Bike-sharing is becoming ever more popular. Recent research by Roland Berger finds that by 2020 the market for bike-sharing will grow to €5.3 billion. Electronic bike-sharing with locks that can be opened with a smartphone are among changes coming to shake up the bike market.
European and especially American cities are seeing bike-sharing as increasingly popular ways of moving from A to B. With many cities introducing ambitious plans to expand the bike-networks, special “bike-stations” are being created that are found throughout cities, where bikes can be hired at any time. Roland Berger discusses its research results in ‘Shared mobility, how new businesses are rewriting the rules of the private transportation game’, finding that by 2020 the market value of bike-sharing could be worth €5.3 billion.
Old Idea, anew
As it stands, 533 cities around the world take part in bike-sharing. New York already has 6,000 shared bikes spread across 300 bike-stations. In Paris there are 18,380 bikes that can be picked up and dropped off as needed by those in need of a ride, with Antwerpen set to release 1,800 bikes at 150 stations shortly.
Bike sharing is however not particularly new. In Amsterdam, Luud Schimmelpennink, a social and industrial innovator, developed the idea in 1965. He painted 20 bikes white and put them on the street, their use free. Since they weren’t locked, the police took them into custody. In his second attempt he worked with Amsterdam’s municipality to push for his White Bike plan to spread thousands of white bikes to share throughout Amsterdam. The council rejected his plan, claiming that ‘bikes are an outmoded form of transport’.
Just as CD’s have been replaced by digital and streaming technologies, and video stores are being bankrupted by online on demand streaming services, the shift toward ecologically sound forms of transportation have reinvigorated consumers to step on the peddle, with bike sharing making more sense now than 50 years ago. Business too is taking an interest, CitiBank sponsored one of the New York bike share programmes, Citi Bike. With social movements like BitLock developing, through crowdfunding, a bikelock that can be opened with a smartphone – bikes can be shared with a third party, where access is granted through a transfer of a security key between smartphone apps.
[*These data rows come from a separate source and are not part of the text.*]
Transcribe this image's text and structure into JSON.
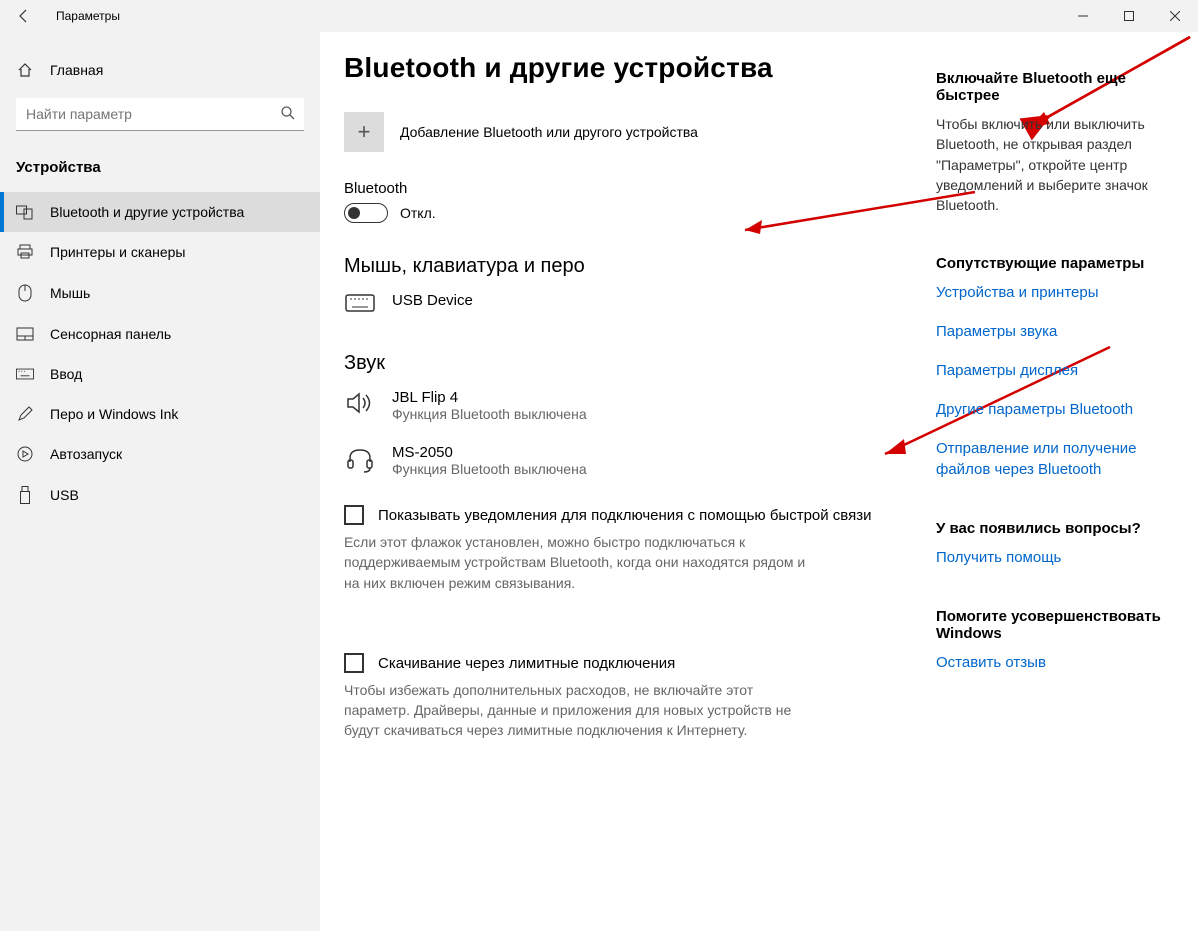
{
  "window": {
    "title": "Параметры"
  },
  "sidebar": {
    "home": "Главная",
    "search_placeholder": "Найти параметр",
    "category": "Устройства",
    "items": [
      {
        "label": "Bluetooth и другие устройства"
      },
      {
        "label": "Принтеры и сканеры"
      },
      {
        "label": "Мышь"
      },
      {
        "label": "Сенсорная панель"
      },
      {
        "label": "Ввод"
      },
      {
        "label": "Перо и Windows Ink"
      },
      {
        "label": "Автозапуск"
      },
      {
        "label": "USB"
      }
    ]
  },
  "page": {
    "title": "Bluetooth и другие устройства",
    "add_device": "Добавление Bluetooth или другого устройства",
    "bluetooth_label": "Bluetooth",
    "toggle_state": "Откл.",
    "section_mouse": "Мышь, клавиатура и перо",
    "section_sound": "Звук",
    "devices_mouse": [
      {
        "name": "USB Device",
        "sub": ""
      }
    ],
    "devices_sound": [
      {
        "name": "JBL Flip 4",
        "sub": "Функция Bluetooth выключена"
      },
      {
        "name": "MS-2050",
        "sub": "Функция Bluetooth выключена"
      }
    ],
    "checkbox1_label": "Показывать уведомления для подключения с помощью быстрой связи",
    "checkbox1_help": "Если этот флажок установлен, можно быстро подключаться к поддерживаемым устройствам Bluetooth, когда они находятся рядом и на них включен режим связывания.",
    "checkbox2_label": "Скачивание через лимитные подключения",
    "checkbox2_help": "Чтобы избежать дополнительных расходов, не включайте этот параметр. Драйверы, данные и приложения для новых устройств не будут скачиваться через лимитные подключения к Интернету."
  },
  "side": {
    "tip_heading": "Включайте Bluetooth еще быстрее",
    "tip_text": "Чтобы включить или выключить Bluetooth, не открывая раздел \"Параметры\", откройте центр уведомлений и выберите значок Bluetooth.",
    "related_heading": "Сопутствующие параметры",
    "links": [
      "Устройства и принтеры",
      "Параметры звука",
      "Параметры дисплея",
      "Другие параметры Bluetooth",
      "Отправление или получение файлов через Bluetooth"
    ],
    "questions_heading": "У вас появились вопросы?",
    "help_link": "Получить помощь",
    "feedback_heading": "Помогите усовершенствовать Windows",
    "feedback_link": "Оставить отзыв"
  }
}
In the German university city Aachen, eBikes are for example being offered. The plan of developer Velocity is to offer an electronic bike every 300 meters. The company is currently testing out its idea, with 20 bike-stations to be set up in 2015. Not only will the bikes be shared, but will the cost, with the cost being added to the public transport system as a whole, in exchange for the unlimited free use of the bikes.
Back to the future
Roland Berger, in their research report, look at how shared bikes can be further expanded going forward. They unravel that the supply of shared bikes plays a large role in influencing the demand. Based on the several trends and advantages they identify, the consultants see a bright future for the market. Increased supply will fuel interest, which in turn will drive investment, boosting innovation and further down the cycle increase uptake and demand. If the forecast from the consultants turns reality, then the market will by 2020 grow to between €3,6 and €5,3 billion.